Rehospitalization for Childhood Asthma: Timing, Variation, and Opportunities for Intervention
OBJECTIVE: To assess the timing of pediatric asthma rehospitalization, variation in rate of rehospitalization across hospitals, and factors associated with rehospitalization at different intervals.
STUDY DESIGN: Retrospective cohort analysis of 44 204 hospitalizations for children with asthma within 42 children's hospitals between July 2008 and June 2011. The main outcome measures were rehospitalization for asthma within 7, 15, 30, 60, 180, and 365 days of an index asthma admission.
RESULTS: The rate of asthma rehospitalization ranged from 0.5% (n = 208) at 7 days to 17.2% (n = 7603) at 365 days. Black patients and patients with public insurance had higher odds of rehospitalization at 60 days and beyond (P ≤ .01 for both). Adolescents (12- to 18-year-old), patients with a diagnosis of a complex chronic condition, and patients with a prior year asthma admission had higher odds of rehospitalization at every time interval (P ≤ .001 for all). Significant hospital variation in case-mix adjusted rates of rehospitalization existed at each time interval (P ≤ .01 for all). Rates at 365 days were ≤10.9% for the top 10% of hospitals; if all hospitals achieved this rate, 36.6% of rehospitalizations might have been avoided.

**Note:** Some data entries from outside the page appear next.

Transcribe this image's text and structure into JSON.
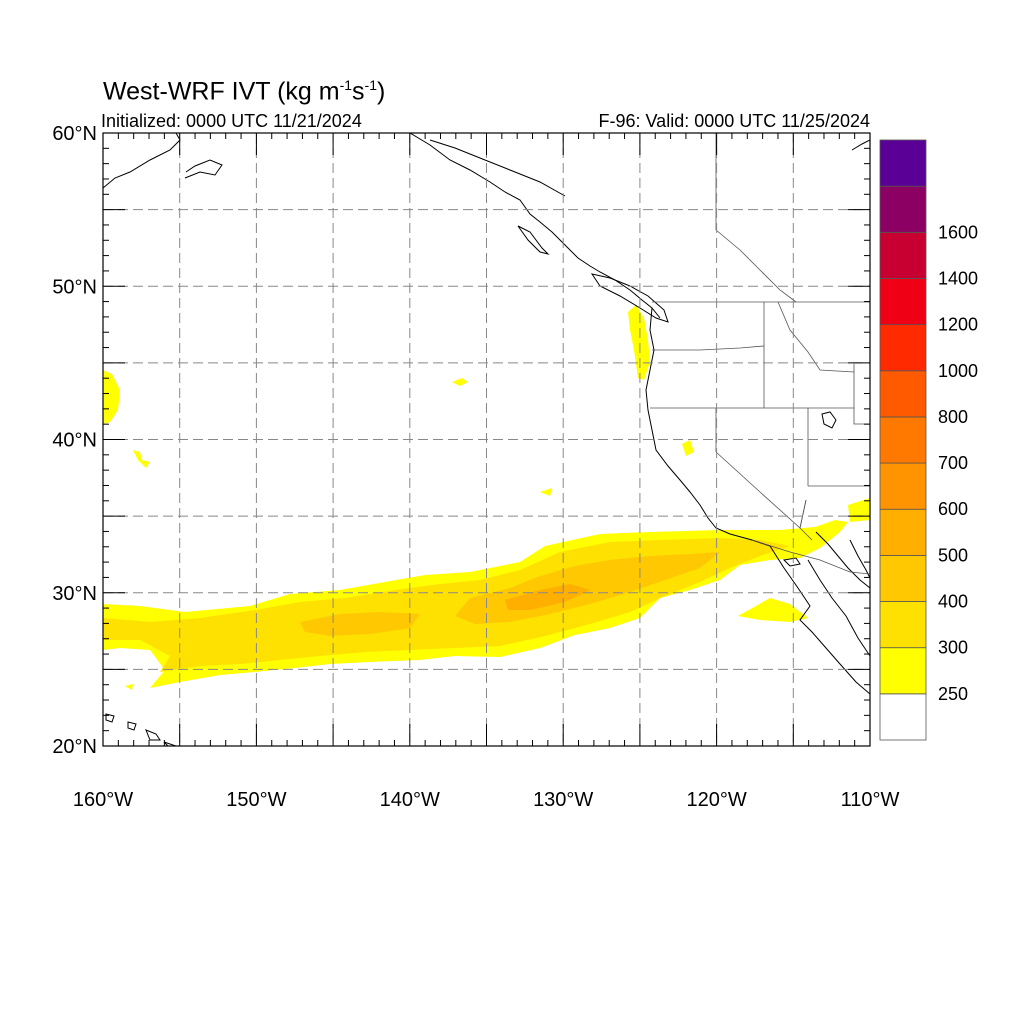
{
  "title": {
    "prefix": "West-WRF IVT (kg m",
    "exp1": "-1",
    "mid": "s",
    "exp2": "-1",
    "suffix": ")"
  },
  "subtitle_left": "Initialized: 0000 UTC 11/21/2024",
  "subtitle_right": "F-96: Valid: 0000 UTC 11/25/2024",
  "map": {
    "lon_range": [
      -160,
      -110
    ],
    "lat_range": [
      20,
      60
    ],
    "lat_labels": [
      {
        "value": 60,
        "text": "60°N"
      },
      {
        "value": 50,
        "text": "50°N"
      },
      {
        "value": 40,
        "text": "40°N"
      },
      {
        "value": 30,
        "text": "30°N"
      },
      {
        "value": 20,
        "text": "20°N"
      }
    ],
    "lon_labels": [
      {
        "value": -160,
        "text": "160°W"
      },
      {
        "value": -150,
        "text": "150°W"
      },
      {
        "value": -140,
        "text": "140°W"
      },
      {
        "value": -130,
        "text": "130°W"
      },
      {
        "value": -120,
        "text": "120°W"
      },
      {
        "value": -110,
        "text": "110°W"
      }
    ],
    "grid_spacing_deg": 5
  },
  "colorbar": {
    "levels": [
      250,
      300,
      400,
      500,
      600,
      700,
      800,
      1000,
      1200,
      1400,
      1600
    ],
    "labels": [
      "250",
      "300",
      "400",
      "500",
      "600",
      "700",
      "800",
      "1000",
      "1200",
      "1400",
      "1600"
    ],
    "colors": [
      "#ffffff",
      "#ffff00",
      "#ffe100",
      "#ffc800",
      "#ffaf00",
      "#ff9400",
      "#ff7800",
      "#ff5a00",
      "#ff2a00",
      "#f00014",
      "#c80032",
      "#8c0064",
      "#5a0096"
    ]
  }
}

CONCLUSIONS: Significant variation in asthma rehospitalization rates exists across children's hospitals from 7 to 365 days after an index admission. Racial/ethnic and economic disparities emerge at 60 days. By 1 year, rehospitalizations account for 1 in 6 hospitalizations. Assessing asthma rehospitalizations at longer intervals may augment our current understanding of and approach to post-hospitalization care improvement.